Output growth too gives no cause for optimism. Quarter-on-quarter growth rates of US GDP (as measured relative to the corresponding quarter of the previous year) had declined sharply in the last quarter of 2008 and first quarter of 2009 across the G7. This decline was even sharper in the UK and the EU, than the US). The crisis had clearly not gone away by the beginning of April, despite signs of recovery in the stock market. The disconcerting element is that this situation prevails despite huge infusion of funds by G7 governments. According to one estimate, the US Federal Reserve had by April 2009 offered about $12.7 trillion in guarantees and commitments to the US financial sector, and spent a little over $4 trillion in combating the crisis.  As a result the federal deficit has risen to more than 12 per cent of GDP, frightening fiscal conservatives who predict the onset of stagflation. The big thrust seems to be over and the recovery is still not in sight. What it has possibly done, and even that is not certain, is prevent the recession from turning into a depression.

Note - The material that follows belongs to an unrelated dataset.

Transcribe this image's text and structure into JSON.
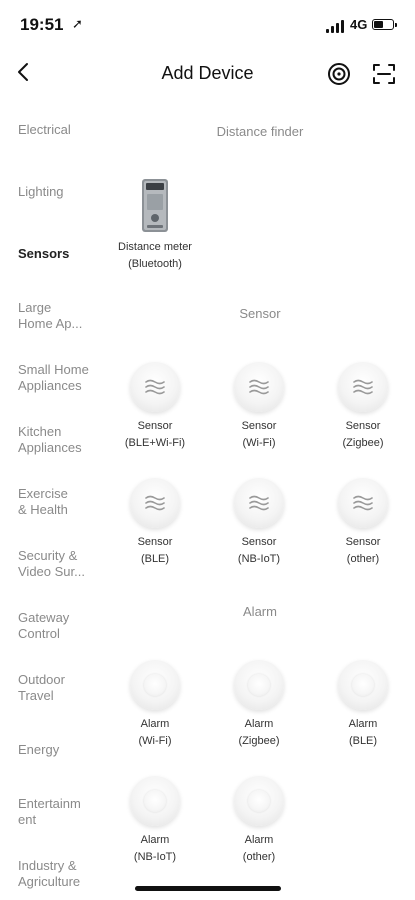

Despite this evidence relating to the period till the last full quarter for which numbers are available, speculation that the downturn has bottomed out and the developed world is on the verge of recovery proliferates. This optimism is based on still tenuous evidence, including evidence that the rate of decline of economies is slowing. The most important of these is that the monthly decline in employment in the US is down sharply. In May 2009 nonfarm payroll employment fell by 345,000, which is around half the average monthly decline over the previous six months and well below the close to 750,000 fall in January this year. Associated with this fall in monthly employment declines is a fall in new unemployment claims. Economist Robert Gordon of Northwestern University in the US, a respected analyst of growth and productivity trends in the US, has found that past recessions came to an end four to six weeks after new unemployment claims peaked, which they have now done. So he conjectures that the business cycle will find its trough in May or June (Financial Times, June 3, 2009). While these developments are reassuring, we should view them in the light of the fact that the unemployment rate is at record levels and new unemployment claims are still above the figures they touched in the worst months of the last recession.

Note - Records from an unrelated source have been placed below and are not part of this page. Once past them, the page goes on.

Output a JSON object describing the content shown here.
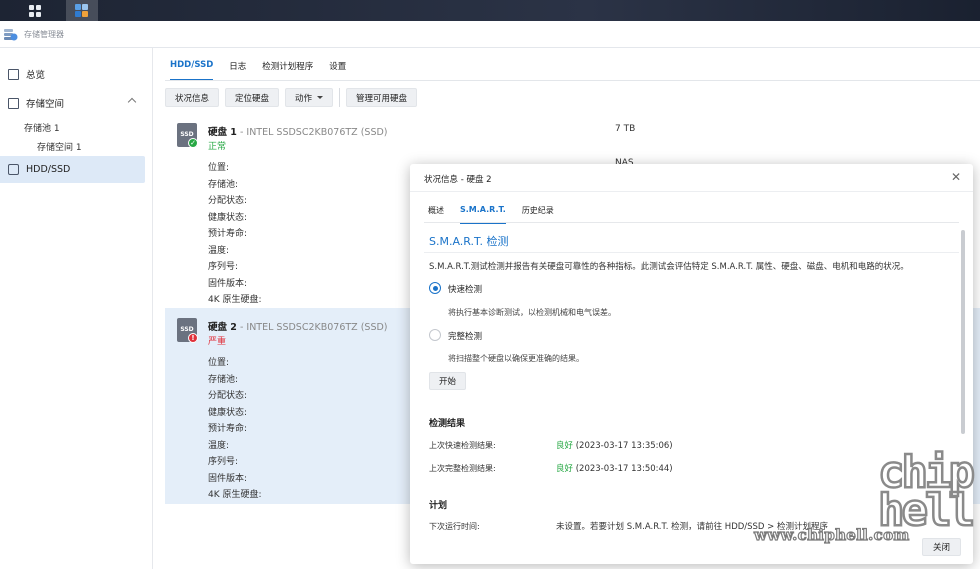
{
  "app": {
    "title": "存储管理器"
  },
  "sidebar": {
    "items": [
      {
        "label": "总览"
      },
      {
        "label": "存储空间"
      },
      {
        "label": "HDD/SSD"
      }
    ],
    "pool": "存储池 1",
    "volume": "存储空间 1"
  },
  "main": {
    "tabs": [
      "HDD/SSD",
      "日志",
      "检测计划程序",
      "设置"
    ],
    "toolbar": {
      "health": "状况信息",
      "locate": "定位硬盘",
      "action": "动作",
      "manage": "管理可用硬盘"
    },
    "field_labels": [
      "位置:",
      "存储池:",
      "分配状态:",
      "健康状态:",
      "预计寿命:",
      "温度:",
      "序列号:",
      "固件版本:",
      "4K 原生硬盘:"
    ],
    "disks": [
      {
        "icon": "SSD",
        "name": "硬盘 1",
        "model": " - INTEL SSDSC2KB076TZ (SSD)",
        "status": "正常",
        "size": "7 TB",
        "location": "NAS"
      },
      {
        "icon": "SSD",
        "name": "硬盘 2",
        "model": " - INTEL SSDSC2KB076TZ (SSD)",
        "status": "严重"
      }
    ]
  },
  "modal": {
    "title": "状况信息 - 硬盘 2",
    "tabs": [
      "概述",
      "S.M.A.R.T.",
      "历史纪录"
    ],
    "section_title": "S.M.A.R.T. 检测",
    "description": "S.M.A.R.T.测试检测并报告有关硬盘可靠性的各种指标。此测试会评估特定 S.M.A.R.T. 属性、硬盘、磁盘、电机和电路的状况。",
    "quick_label": "快速检测",
    "quick_desc": "将执行基本诊断测试，以检测机械和电气误差。",
    "full_label": "完整检测",
    "full_desc": "将扫描整个硬盘以确保更准确的结果。",
    "start": "开始",
    "results_title": "检测结果",
    "last_quick_label": "上次快速检测结果:",
    "last_quick_status": "良好",
    "last_quick_time": " (2023-03-17 13:35:06)",
    "last_full_label": "上次完整检测结果:",
    "last_full_status": "良好",
    "last_full_time": " (2023-03-17 13:50:44)",
    "schedule_title": "计划",
    "next_run_label": "下次运行时间:",
    "next_run_value": "未设置。若要计划 S.M.A.R.T. 检测，请前往 HDD/SSD > 检测计划程序",
    "close": "关闭"
  },
  "watermark": {
    "site": "www.chiphell.com",
    "logo": "chip\nhell"
  },
  "colors": {
    "accent": "#1a73c9",
    "ok": "#27a844",
    "critical": "#e0303a",
    "selected": "#e4eef9"
  }
}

A second cause for optimism is that US producers may be reaching the phase of their inventory cycle where an increase in production is inevitable. By April, wholesale inventories had fallen for the eighth month running as firms cut back production to clear the excess inventories generated by falling demand. Having made those adjustments, it is argued, firms are now in a position where they would have to step up production, especially if demand begins to stabilise. In other words, the argument is that since things are so bad, they can only get better. But the figures do not support even this position. Thus, after seven months of decline, inventories in April fell 1.4 per cent relative to the year before and 6.4 per cent relative to the corresponding month of the previous year. That was because sales fell by 0.4 per cent in April, led by automobiles and parts. Sales of durable goods too were down 1.9 per cent during the month and 23.4 per cent over the year.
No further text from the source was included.